There are much more types of phishing. Some of them are briefly defined under the following section.
- Keyloggers and Screenloggers are special types of malware that trace the keyboard input and send relevant information to the hacker via the Internet. They can embed themselves into users’ browsers as small utility programs known as helper objects that run automatically when the browser is started as well as into system files as device drivers or screen monitors. Eg. All the screen shots of the system can be directly sent to their e-mail IDs.
- Session Hijacking defines an attack where users’ activities are monitored until they establish their bona fide credentials. At that point, the malicious software takes over and can undertake unauthorized actions, such as transferring funds, without the user’s knowledge.
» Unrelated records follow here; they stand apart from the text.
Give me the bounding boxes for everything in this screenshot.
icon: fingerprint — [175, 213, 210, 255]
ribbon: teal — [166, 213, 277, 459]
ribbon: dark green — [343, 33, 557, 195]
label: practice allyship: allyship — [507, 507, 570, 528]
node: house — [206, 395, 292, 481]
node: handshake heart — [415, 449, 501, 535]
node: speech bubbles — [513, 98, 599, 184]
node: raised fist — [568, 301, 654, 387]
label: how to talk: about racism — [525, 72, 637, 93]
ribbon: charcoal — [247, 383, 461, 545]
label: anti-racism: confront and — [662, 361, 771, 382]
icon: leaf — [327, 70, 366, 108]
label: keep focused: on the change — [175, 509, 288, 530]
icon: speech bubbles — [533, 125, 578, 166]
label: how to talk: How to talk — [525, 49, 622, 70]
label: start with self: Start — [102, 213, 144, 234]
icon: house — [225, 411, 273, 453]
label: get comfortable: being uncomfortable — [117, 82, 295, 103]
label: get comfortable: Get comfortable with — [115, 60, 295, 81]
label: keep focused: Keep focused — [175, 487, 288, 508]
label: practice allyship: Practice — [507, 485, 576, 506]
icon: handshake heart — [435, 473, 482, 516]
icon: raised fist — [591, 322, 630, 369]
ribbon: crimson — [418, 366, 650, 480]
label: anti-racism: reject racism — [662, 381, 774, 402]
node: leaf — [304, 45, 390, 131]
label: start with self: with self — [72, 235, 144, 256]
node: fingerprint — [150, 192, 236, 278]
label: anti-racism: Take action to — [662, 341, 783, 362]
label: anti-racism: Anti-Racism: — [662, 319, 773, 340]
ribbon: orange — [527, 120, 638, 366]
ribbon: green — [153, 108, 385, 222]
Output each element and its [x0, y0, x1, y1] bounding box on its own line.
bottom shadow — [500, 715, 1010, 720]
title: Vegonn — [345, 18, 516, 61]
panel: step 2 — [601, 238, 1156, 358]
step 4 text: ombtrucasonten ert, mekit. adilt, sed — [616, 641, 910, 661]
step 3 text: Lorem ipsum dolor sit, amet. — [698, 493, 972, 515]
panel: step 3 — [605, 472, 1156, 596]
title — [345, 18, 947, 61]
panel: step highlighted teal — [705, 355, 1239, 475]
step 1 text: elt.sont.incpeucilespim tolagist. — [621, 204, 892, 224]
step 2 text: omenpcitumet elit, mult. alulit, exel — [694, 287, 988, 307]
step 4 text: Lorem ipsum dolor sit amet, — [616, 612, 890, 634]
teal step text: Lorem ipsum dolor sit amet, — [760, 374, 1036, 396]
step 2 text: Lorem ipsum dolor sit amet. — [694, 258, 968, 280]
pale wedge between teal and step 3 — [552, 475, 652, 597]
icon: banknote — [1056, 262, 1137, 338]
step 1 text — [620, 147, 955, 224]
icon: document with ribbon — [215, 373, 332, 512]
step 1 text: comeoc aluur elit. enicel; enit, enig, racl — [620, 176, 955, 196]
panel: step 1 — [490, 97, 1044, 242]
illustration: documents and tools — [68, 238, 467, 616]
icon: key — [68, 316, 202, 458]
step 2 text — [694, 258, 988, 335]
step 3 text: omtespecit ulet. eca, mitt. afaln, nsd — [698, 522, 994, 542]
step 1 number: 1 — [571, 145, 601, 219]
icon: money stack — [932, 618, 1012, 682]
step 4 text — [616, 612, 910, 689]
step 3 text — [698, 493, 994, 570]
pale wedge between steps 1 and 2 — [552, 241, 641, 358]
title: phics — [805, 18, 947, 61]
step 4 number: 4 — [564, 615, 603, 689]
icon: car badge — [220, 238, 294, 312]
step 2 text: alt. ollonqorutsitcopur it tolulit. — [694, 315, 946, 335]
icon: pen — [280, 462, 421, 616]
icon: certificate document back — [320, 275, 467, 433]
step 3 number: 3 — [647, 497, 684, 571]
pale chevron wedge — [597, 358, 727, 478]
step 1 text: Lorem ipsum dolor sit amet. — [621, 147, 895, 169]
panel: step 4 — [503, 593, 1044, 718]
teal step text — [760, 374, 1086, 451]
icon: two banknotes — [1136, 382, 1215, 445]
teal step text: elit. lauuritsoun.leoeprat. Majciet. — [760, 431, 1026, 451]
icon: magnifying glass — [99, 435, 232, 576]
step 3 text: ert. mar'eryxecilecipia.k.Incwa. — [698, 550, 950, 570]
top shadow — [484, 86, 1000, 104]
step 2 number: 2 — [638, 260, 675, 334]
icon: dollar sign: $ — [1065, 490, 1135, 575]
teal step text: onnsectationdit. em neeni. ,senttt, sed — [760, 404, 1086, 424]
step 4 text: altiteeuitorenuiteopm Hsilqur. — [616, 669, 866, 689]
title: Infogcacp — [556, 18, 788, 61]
- System Reconfiguration Attacks modify settings on a user’s PC for malicious purposes. For example URLs in a favorite file might be modified to direct users to look the same websites.
- Man-in-the-Middle Phishing is harder to detect than many other forms of phishing. In these attacks, hackers position themselves between the user and the legitimate website or system. They record the information being entered but continue to pass it on so that users’ transactions are not affected. Later they can sell or use the information or credentials collected when the user is not active on the system.
- Search Engine Phishing occurs when phishers create websites with attractive sounding offers and have them indexed legitimately with search engines. Users find the sites in the normal course of searching for products or services and are fooled into giving up their information.
There are several different techniques to combat phishing, including legislation and technology created specifically to protect against phishing. Most new internet browsers come with anti-phishing software.